株式評価額5億円。相続人が子ども2人の場合、基礎控除(3,000万円+600万円×2人=4,200万円)を差し引いても、課税対象は約4億6,000万円になります。相続税の税率は累進課税で最高55%。他の財産との合計にもよりますが、株式5億円だけで2億円を超える税負担になるケースは珍しくありません。

会社を継いだ子どもたちが、個人の預貯金や不動産を売り払って税金を納める——そういう事態が現実に起きています。

「知っている社長」は持株会社を使う

こうしたリスクに備えているオーナー経営者が活用するのが、持株会社の仕組みです。

持株会社とは、事業会社の株式を保有するための会社のこと。オーナーが直接持っていた事業会社の株式を、新設した持株会社に移転させます。

ここで重要なのが、評価の変わり方です。

純資産価額方式で株式評価をする際、持株会社が事業会社の株式を保有している場合、その評価差額(含み益)に対して37%の法人税等相当額が控除されます。簡単に言うと、「この含み益には将来的に法人税がかかるはずだから、その分を割り引きましょう」という考え方です。

この控除によって、株式評価額が大きく圧縮されることがあります。さらに、会社の規模や業種によっては「類似業種比準価額方式」との組み合わせも選択肢になり、評価額をより低く抑えられるケースもあります。

持株会社は「設計」が命

ただし、持株会社の活用は「とりあえず作ればいい」というほど単純ではありません。

株式移転の方法(現物出資・株式交換など)によって課税関係が変わります。移転のタイミングや持株会社の実態によっては、税務署から否認されるリスクもあります。設立後の運営が形骸化していると、そもそも節税効果が認められないこともあります。

「知り合いが持株会社を作っていたから」と安易に真似ると、節税どころか余計なコストと税務リスクを抱えることになりかねません。持株会社スキームは、事業承継に精通した税理士と設計するのが前提です。

株価が上がる前に動くのが鉄則

持株会社スキームは、会社の株価が低いうちに設計するほど効果が大きくなります。会社が成長して株価が上がってからでは、株式の移転コストや税負担がその分増えてしまいます。

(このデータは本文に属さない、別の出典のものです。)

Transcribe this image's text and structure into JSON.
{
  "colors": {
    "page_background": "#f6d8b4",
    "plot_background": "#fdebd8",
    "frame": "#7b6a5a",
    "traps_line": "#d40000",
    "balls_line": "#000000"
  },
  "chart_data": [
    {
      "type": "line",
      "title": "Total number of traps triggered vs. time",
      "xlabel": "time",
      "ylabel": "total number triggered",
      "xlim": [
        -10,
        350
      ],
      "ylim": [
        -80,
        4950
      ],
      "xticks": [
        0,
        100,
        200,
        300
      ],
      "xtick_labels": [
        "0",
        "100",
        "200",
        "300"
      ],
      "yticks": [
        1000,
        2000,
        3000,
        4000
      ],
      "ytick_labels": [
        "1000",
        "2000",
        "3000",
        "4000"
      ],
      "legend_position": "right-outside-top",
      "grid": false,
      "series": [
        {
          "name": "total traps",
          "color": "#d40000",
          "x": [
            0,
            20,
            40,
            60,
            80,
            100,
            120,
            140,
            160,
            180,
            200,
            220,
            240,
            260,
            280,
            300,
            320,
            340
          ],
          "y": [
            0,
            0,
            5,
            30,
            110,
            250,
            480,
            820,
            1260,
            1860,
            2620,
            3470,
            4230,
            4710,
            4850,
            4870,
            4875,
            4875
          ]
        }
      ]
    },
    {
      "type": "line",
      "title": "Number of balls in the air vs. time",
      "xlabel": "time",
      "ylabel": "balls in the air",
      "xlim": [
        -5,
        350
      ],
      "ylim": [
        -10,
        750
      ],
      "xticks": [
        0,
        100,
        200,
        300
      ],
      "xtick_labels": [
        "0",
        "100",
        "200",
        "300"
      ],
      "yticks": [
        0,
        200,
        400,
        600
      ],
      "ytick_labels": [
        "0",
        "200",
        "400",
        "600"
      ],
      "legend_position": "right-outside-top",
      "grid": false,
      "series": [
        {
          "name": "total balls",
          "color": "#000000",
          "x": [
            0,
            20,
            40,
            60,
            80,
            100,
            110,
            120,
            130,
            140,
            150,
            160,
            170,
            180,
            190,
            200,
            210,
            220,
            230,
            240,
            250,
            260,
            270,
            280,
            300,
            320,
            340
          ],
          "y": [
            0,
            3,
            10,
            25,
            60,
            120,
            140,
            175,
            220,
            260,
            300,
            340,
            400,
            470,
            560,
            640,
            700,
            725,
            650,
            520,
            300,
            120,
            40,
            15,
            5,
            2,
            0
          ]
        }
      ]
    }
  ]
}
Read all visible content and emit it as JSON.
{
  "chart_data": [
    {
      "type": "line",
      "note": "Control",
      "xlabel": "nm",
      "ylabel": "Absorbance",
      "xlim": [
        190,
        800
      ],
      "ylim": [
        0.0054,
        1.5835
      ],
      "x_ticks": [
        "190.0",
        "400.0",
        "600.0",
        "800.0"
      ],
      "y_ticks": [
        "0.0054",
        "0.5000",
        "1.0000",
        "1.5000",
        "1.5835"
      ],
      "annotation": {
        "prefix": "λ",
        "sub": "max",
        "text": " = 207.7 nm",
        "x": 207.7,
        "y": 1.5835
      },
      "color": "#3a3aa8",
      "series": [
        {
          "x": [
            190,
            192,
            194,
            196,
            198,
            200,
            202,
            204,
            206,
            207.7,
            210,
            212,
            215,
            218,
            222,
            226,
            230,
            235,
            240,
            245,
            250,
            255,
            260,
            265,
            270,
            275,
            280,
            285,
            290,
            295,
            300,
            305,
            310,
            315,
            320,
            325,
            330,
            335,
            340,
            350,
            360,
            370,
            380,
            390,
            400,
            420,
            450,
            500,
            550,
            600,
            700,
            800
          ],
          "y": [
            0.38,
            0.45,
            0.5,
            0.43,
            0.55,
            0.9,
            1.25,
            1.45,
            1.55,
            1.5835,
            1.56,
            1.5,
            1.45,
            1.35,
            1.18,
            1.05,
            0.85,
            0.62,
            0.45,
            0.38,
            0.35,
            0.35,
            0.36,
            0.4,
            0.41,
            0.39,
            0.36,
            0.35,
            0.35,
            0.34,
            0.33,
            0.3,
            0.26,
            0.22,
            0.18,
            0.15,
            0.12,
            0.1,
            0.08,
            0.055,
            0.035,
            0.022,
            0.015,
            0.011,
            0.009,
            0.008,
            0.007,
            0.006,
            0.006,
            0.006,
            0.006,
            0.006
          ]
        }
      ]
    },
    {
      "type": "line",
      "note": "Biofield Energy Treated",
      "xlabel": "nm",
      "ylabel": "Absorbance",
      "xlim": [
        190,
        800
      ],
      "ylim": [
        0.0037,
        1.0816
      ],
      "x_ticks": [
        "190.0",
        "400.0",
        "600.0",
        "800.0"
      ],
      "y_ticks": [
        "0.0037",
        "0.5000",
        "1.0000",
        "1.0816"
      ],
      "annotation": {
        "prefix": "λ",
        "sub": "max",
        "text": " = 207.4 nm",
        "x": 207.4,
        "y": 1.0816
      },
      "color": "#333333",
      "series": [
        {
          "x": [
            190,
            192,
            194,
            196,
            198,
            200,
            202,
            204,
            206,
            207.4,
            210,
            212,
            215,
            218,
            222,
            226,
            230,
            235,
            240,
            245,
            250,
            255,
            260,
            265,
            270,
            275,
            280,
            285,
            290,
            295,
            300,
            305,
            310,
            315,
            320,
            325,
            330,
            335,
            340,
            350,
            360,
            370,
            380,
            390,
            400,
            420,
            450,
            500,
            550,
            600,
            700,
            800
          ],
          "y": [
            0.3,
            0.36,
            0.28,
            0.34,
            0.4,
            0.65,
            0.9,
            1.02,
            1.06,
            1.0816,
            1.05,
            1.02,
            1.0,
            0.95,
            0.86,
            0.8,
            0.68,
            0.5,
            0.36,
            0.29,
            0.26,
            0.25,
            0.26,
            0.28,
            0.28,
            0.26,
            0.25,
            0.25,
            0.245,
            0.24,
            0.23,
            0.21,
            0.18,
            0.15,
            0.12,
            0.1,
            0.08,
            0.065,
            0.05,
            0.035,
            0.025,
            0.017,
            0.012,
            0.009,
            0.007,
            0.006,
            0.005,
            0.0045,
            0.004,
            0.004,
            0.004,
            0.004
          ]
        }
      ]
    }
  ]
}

また、相続は突然やってきます。「そのうちやろう」と先送りしているうちに対策が間に合わなかった——そういうケースを、私は何度も見てきました。

現在の株式評価額がいくらになるかさえ把握していない社長も多いです。まずは試算だけでも事業承継専門の税理士に依頼してみてください。数字を見てから「対策するかどうか」を判断しても遅くはありません。動き始めるきっかけは、その1本の電話から生まれます。

※本記事は一般的な情報提供を目的としています。具体的な税務判断は税理士にご相談ください。